On Saturday, I woke up late because I didn’t set an alarm. And though I had a lot to do, I decided to just sit in the recliner and finish a book I had been reading. In the end, one of the main characters died in a tsunami. 

I didn’t cry.

It was the end of a long week of crying already. There had been death and the fear of death in my real life. I didn’t have any tears left for fiction.

Earlier, when I had let my dog outside for her morning ritual, I noticed it had rained in the night. The dry ground needed it. And after I finished my reading, I saw that the sidewalk was wet still. The rain coming down. Still.

So I quickly dressed, grabbed my sneakers and the dog leash, and we headed outside into the drizzle and sprinkles. My dry soul needed it, too.

As we walked around the neighborhood, a piece of blue plastic caught my eye from the ground. It was Spider Man’s arm, torn from a child’s action hero. I smiled to myself as I thought about Peter Parker with no arm trying to save New York City. Spider Man would do better to lose a leg than an arm, those arms that shoot webs and climb and swing.

And then I thought about my own super power, my faith and hope, that had nearly been amputated from my life by cancer, and now from the fear of cancer, again. 

It’s been almost three years since that diagnosis, and two years since I have been clear and free from cancer. And still, a pain in my side for a couple of weeks has felled me like Spider Man with no arm.

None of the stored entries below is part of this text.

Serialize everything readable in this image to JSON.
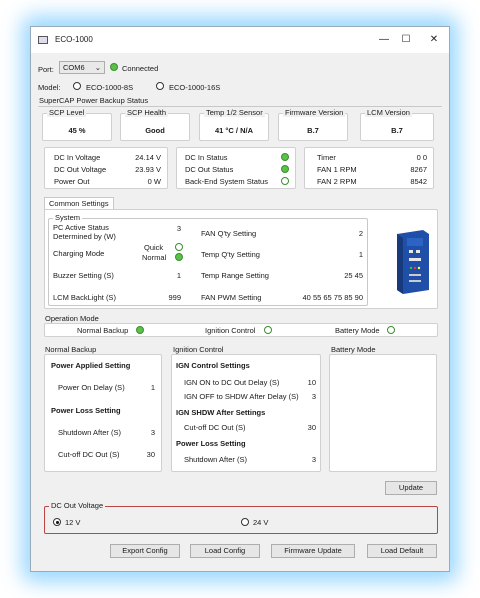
{
  "window": {
    "title": "ECO-1000",
    "minimize": "—",
    "maximize": "☐",
    "close": "✕"
  },
  "port": {
    "label": "Port:",
    "value": "COM6",
    "status": "Connected"
  },
  "model": {
    "label": "Model:",
    "options": [
      "ECO-1000-8S",
      "ECO-1000-16S"
    ]
  },
  "supercap": {
    "title": "SuperCAP Power Backup Status",
    "scp_level": {
      "label": "SCP Level",
      "value": "45 %"
    },
    "scp_health": {
      "label": "SCP Health",
      "value": "Good"
    },
    "temp": {
      "label": "Temp 1/2 Sensor",
      "value": "41 °C / N/A"
    },
    "firmware": {
      "label": "Firmware Version",
      "value": "B.7"
    },
    "lcm": {
      "label": "LCM Version",
      "value": "B.7"
    },
    "dc": {
      "in_voltage_label": "DC In Voltage",
      "in_voltage": "24.14 V",
      "out_voltage_label": "DC Out Voltage",
      "out_voltage": "23.93 V",
      "power_out_label": "Power Out",
      "power_out": "0 W"
    },
    "status": {
      "dc_in": "DC In Status",
      "dc_out": "DC Out Status",
      "backend": "Back-End System Status"
    },
    "timer": {
      "timer_label": "Timer",
      "timer_value": "0 0",
      "fan1_label": "FAN 1 RPM",
      "fan1_value": "8267",
      "fan2_label": "FAN 2 RPM",
      "fan2_value": "8542"
    }
  },
  "common": {
    "tab": "Common Settings",
    "system": "System",
    "pc_active_label": "PC Active Status Determined by (W)",
    "pc_active_value": "3",
    "charging_label": "Charging Mode",
    "quick": "Quick",
    "normal": "Normal",
    "buzzer_label": "Buzzer Setting (S)",
    "buzzer_value": "1",
    "lcm_backlight_label": "LCM BackLight (S)",
    "lcm_backlight_value": "999",
    "fan_qty_label": "FAN Q'ty Setting",
    "fan_qty_value": "2",
    "temp_qty_label": "Temp Q'ty Setting",
    "temp_qty_value": "1",
    "temp_range_label": "Temp Range Setting",
    "temp_range_value": "25 45",
    "fan_pwm_label": "FAN PWM Setting",
    "fan_pwm_value": "40 55 65 75 85 90"
  },
  "operation": {
    "title": "Operation Mode",
    "normal_backup": "Normal Backup",
    "ignition": "Ignition Control",
    "battery": "Battery Mode"
  },
  "normal_backup": {
    "title": "Normal Backup",
    "power_applied": "Power Applied Setting",
    "power_on_delay_label": "Power On Delay (S)",
    "power_on_delay_value": "1",
    "power_loss": "Power Loss Setting",
    "shutdown_after_label": "Shutdown After (S)",
    "shutdown_after_value": "3",
    "cutoff_label": "Cut-off DC Out (S)",
    "cutoff_value": "30"
  },
  "ignition": {
    "title": "Ignition Control",
    "ign_control": "IGN Control Settings",
    "ign_on_label": "IGN ON to DC Out Delay (S)",
    "ign_on_value": "10",
    "ign_off_label": "IGN OFF to SHDW After Delay (S)",
    "ign_off_value": "3",
    "ign_shdw": "IGN SHDW After Settings",
    "cutoff_label": "Cut-off DC Out (S)",
    "cutoff_value": "30",
    "power_loss": "Power Loss Setting",
    "shutdown_label": "Shutdown After (S)",
    "shutdown_value": "3"
  },
  "battery": {
    "title": "Battery Mode"
  },
  "update_button": "Update",
  "dc_out_voltage": {
    "title": "DC Out Voltage",
    "opt1": "12 V",
    "opt2": "24 V"
  },
  "buttons": {
    "export": "Export Config",
    "load": "Load Config",
    "firmware": "Firmware Update",
    "default": "Load Default"
  }
}
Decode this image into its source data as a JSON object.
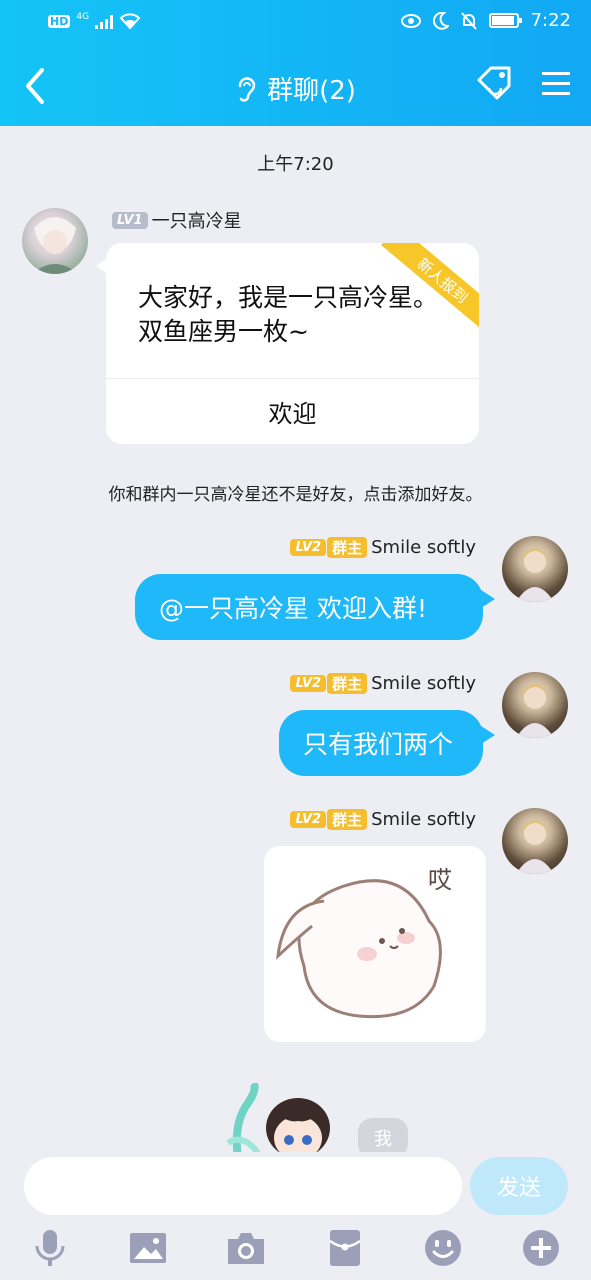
{
  "status_bar": {
    "network": "4G",
    "hd": "HD",
    "time": "7:22"
  },
  "header": {
    "title": "群聊(2)"
  },
  "chat": {
    "timestamp": "上午7:20",
    "incoming": {
      "level": "LV1",
      "sender": "一只高冷星",
      "ribbon": "新人报到",
      "message": "大家好，我是一只高冷星。双鱼座男一枚~",
      "action": "欢迎"
    },
    "notice": "你和群内一只高冷星还不是好友，点击添加好友。",
    "outgoing": [
      {
        "level": "LV2",
        "role": "群主",
        "sender": "Smile softly",
        "text": "@一只高冷星 欢迎入群!"
      },
      {
        "level": "LV2",
        "role": "群主",
        "sender": "Smile softly",
        "text": "只有我们两个"
      },
      {
        "level": "LV2",
        "role": "群主",
        "sender": "Smile softly",
        "sticker_text": "哎"
      }
    ],
    "me_label": "我"
  },
  "input": {
    "placeholder": "",
    "send_label": "发送"
  },
  "toolbar": {
    "icons": [
      "microphone-icon",
      "image-icon",
      "camera-icon",
      "red-packet-icon",
      "emoji-icon",
      "plus-icon"
    ]
  },
  "colors": {
    "header": "#14b6f5",
    "bubble": "#1fb8f8",
    "background": "#eceef4",
    "badge": "#f6bd2c"
  }
}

Certainly there is no lack of gratitude in my heart to Jesus that I am a survivor of cancer. The alternative is devastating, and I don’t take that for granted. But certainly there is no greater test of my faith than to daily be reminded that I will only truly be a cancer survivor when I die of something else.

Blood tests late last week had basically confirmed that the pain was not a recurrence, but surely the imagination of a cancer survivor can create new cancer or hidden cancer or a host of other diseases equally as devastating. So I spent the weekend wondering, hoping, dreading. I had a CT scan scheduled for this morning.

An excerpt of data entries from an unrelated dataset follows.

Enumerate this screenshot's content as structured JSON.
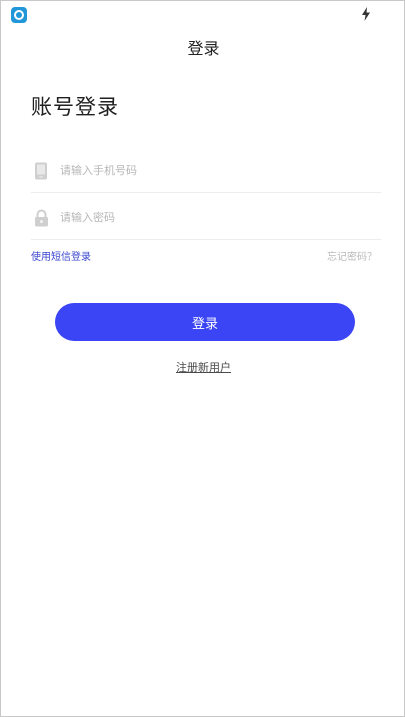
{
  "header": {
    "title": "登录"
  },
  "status_bar": {
    "app_icon": "app-logo-icon",
    "charging_icon": "bolt-icon"
  },
  "page": {
    "heading": "账号登录"
  },
  "form": {
    "phone": {
      "placeholder": "请输入手机号码",
      "value": "",
      "icon": "phone-icon"
    },
    "password": {
      "placeholder": "请输入密码",
      "value": "",
      "icon": "lock-icon"
    }
  },
  "links": {
    "sms_login": "使用短信登录",
    "forgot_password": "忘记密码？",
    "register": "注册新用户"
  },
  "actions": {
    "login_label": "登录"
  },
  "colors": {
    "primary": "#3b45f5",
    "link": "#3b47cf",
    "muted": "#b9b9b9"
  }
}
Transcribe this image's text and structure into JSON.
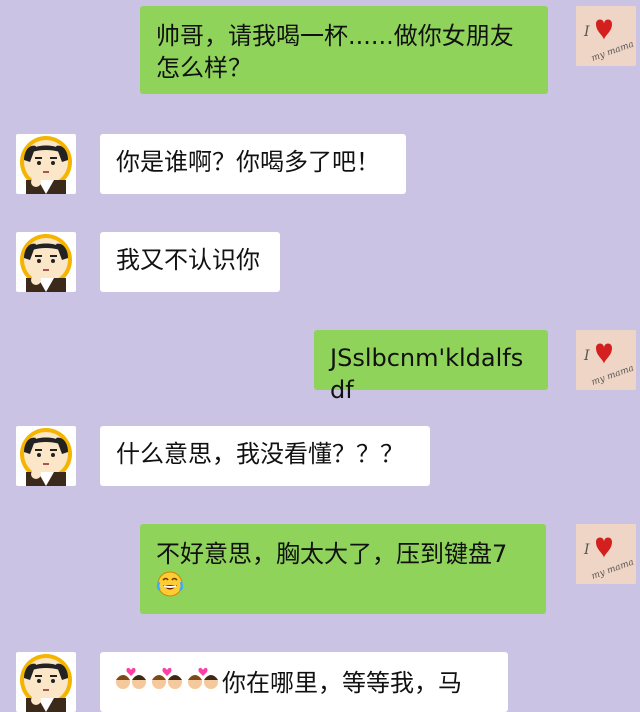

But throughout the day Saturday, the two-week pain was beginning to subside. I prayed fervently while I tackled the sink full of dishes and the basket full of laundry that had been accumulating for days. And when “Somewhere Over the Rainbow” began to play on my Pandora channel, I danced around the living room, my dog Precious leaping with me, smiling. 

My faith was regenerating.

At times today, while waiting for the CT scan results, I have caught myself having to take a deep breath to avoid hyperventilating. But now that the results are in, and I know for sure that there is no cancer, I think back on the past few days and feel sorry for myself. 

Did I waste the week praying and crying and worrying and grasping?

Or did I just need some time and Help to regain my super powers?